I'm not entirely sure how these Pedilanthus macrocarpus will like the darkest months of the year in this spot. As a test I left these plants in their original pots in this same spot for a few months this Spring - they seemed fine. January and February may be more challenging. If anything they were suffering a bit from over-watering. Luckily, this spot gets less rain soaked than just a few feet away because of the eaves. I'll post update shots showing what they look like this upcoming Winter.
Originally I wanted to use 3 or 4 different plant types in this little strip but was convinced by my partner in crime to keep it simple.

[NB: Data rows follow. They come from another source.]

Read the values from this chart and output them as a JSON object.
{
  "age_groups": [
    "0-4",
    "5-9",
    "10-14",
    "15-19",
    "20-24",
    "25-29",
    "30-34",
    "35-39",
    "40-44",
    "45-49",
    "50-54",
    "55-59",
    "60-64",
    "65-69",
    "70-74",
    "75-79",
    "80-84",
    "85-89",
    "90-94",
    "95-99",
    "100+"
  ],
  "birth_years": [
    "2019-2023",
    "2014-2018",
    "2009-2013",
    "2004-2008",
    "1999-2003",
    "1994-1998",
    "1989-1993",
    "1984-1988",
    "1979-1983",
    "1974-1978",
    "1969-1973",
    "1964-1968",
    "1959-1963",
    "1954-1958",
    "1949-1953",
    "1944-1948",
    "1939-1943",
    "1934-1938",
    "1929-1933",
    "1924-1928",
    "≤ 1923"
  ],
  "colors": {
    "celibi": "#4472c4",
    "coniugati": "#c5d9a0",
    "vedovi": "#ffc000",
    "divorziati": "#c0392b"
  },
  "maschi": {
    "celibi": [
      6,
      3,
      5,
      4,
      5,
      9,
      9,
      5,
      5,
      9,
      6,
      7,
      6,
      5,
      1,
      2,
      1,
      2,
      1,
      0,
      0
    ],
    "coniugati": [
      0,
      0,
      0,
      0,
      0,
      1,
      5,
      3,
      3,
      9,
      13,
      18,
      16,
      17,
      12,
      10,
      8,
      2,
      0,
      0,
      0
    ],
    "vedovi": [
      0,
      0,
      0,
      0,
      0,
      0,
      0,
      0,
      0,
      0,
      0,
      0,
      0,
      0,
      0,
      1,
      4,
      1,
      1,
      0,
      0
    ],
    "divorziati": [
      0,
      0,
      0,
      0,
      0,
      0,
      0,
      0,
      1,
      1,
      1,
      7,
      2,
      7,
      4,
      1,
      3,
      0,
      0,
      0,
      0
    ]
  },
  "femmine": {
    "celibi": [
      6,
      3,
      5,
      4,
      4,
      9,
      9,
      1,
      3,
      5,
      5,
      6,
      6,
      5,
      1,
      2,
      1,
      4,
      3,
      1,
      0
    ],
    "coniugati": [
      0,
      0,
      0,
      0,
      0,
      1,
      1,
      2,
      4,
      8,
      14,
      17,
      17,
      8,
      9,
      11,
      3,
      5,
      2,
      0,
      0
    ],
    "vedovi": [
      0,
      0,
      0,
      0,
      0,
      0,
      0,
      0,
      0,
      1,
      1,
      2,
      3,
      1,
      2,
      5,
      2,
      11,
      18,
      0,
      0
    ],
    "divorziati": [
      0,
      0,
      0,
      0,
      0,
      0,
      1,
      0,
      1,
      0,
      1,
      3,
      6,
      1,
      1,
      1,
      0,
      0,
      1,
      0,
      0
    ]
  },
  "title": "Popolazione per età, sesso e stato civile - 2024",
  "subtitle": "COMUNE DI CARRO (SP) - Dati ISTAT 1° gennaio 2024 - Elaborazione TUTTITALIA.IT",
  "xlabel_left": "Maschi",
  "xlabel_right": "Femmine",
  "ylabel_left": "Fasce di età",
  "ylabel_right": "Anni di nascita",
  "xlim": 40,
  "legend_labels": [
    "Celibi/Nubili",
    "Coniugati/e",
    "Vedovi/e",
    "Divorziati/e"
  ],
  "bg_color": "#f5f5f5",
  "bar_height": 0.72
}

Because of the now simpler, more modern house facade this planting needed to be different than any other spot around the property.
The ground-cover is Foxley Thyme which as it grows will smell nice if / when occasionally bruised by pedestrians. The rock is a 1" - 1.5" Mexican Beach Pebble.
|Front Door Sentry
I like how the Pedilanthus looks in this pot - over the last few months it's grown into a living sculpture. As an aside - my wife took the front doors off, sanded, and repainted them + added new hardware. Eventually we will replace the front step as well.
|Kalanchoe luciae after 3 months of indirect light
Ok - Enough of the closeups. Let's pull back and get a sense of how it all fits together.
|The front of our house
Here's how the new planting ties into the existing planting. To borrow a term from someone else - it's "cram-scraping".
|Car pulling in next to the new planting.
Imagine 4 teenagers piling out of the side of our family battle wagon above...
An old picture from Google Street View...
|No plants in 2015!
And dredged up from an old Facebook post here's the earliest shot we have of the front of the house.
That's a cypress in front of the house as well! At some point in the distant past it was beheaded - I assume so as not to block views out the front window.
That's it for today. Happy Gardening!
Update - Late December 2020
During the Winter this side of the house gets absolutely zero direct sun. So far the Pedilanthus seem to be doing well although we've only had a few wet days. I'm still half expecting that all of these plants will turn to mush from to much shade and too much moisture but it's possible the eaves will keep them just dry enough to survive.